Roasted Aubergine and Bean Chilli

Aubergine Brown Onion Garlic Clove Chilli powder Ground Cumin Paprika Tomato Puree Chopped Tomatoes Bell Pepper Red Kidney Beans Jasmine Rice
  • Preheat oven to 200°C/400°F/Gas Mark 6.

  • Dice the aubergine and put it on a baking tray. Drizzle with oil and sprinkle with salt and black pepper. Toss to coat, then roast in the oven for 20 minutes, until golden brown.

  • Meanwhile, heat a drizzle of oil in a large saucepan over medium heat. Add the onion and garlic and cook, stirring frequently, for 5 minutes, until softened.

  • Add chilli powder, ground cumin, paprika, and tomato puree, and cook for 1 minute, stirring constantly.

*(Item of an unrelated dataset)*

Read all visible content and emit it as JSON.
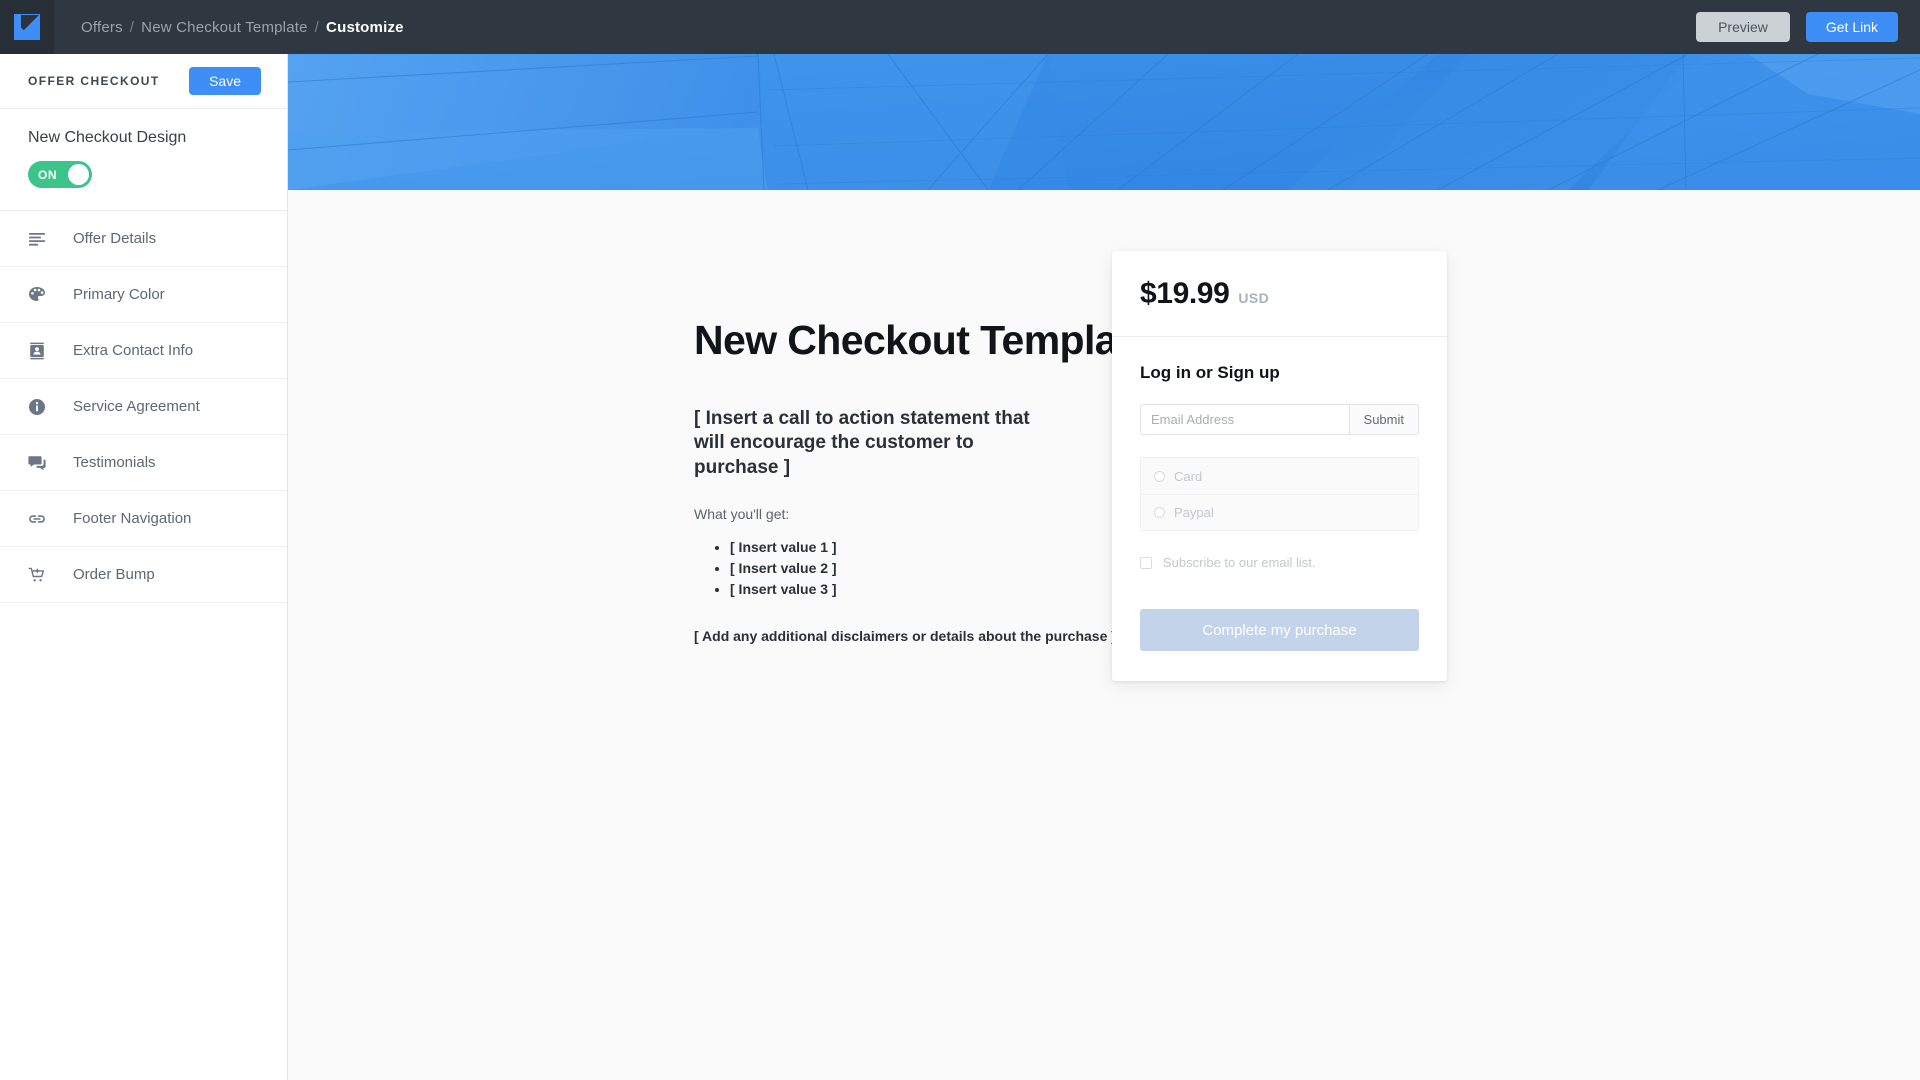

  • Add chopped tomatoes, diced red bell pepper, red kidney beans (drained and rinsed), weetcorn, and vegetable stock. Stir well, then bring to the boil.

  • Reduce the heat and simmer for 15 minutes, until the vegetables are tender and the sauce has thickened.

  • Stir in the roasted aubergine and cook for a further 5 minutes.

  • Serve the chilli with boiled rice, a dollop of sour cream, and chopped coriander (optional).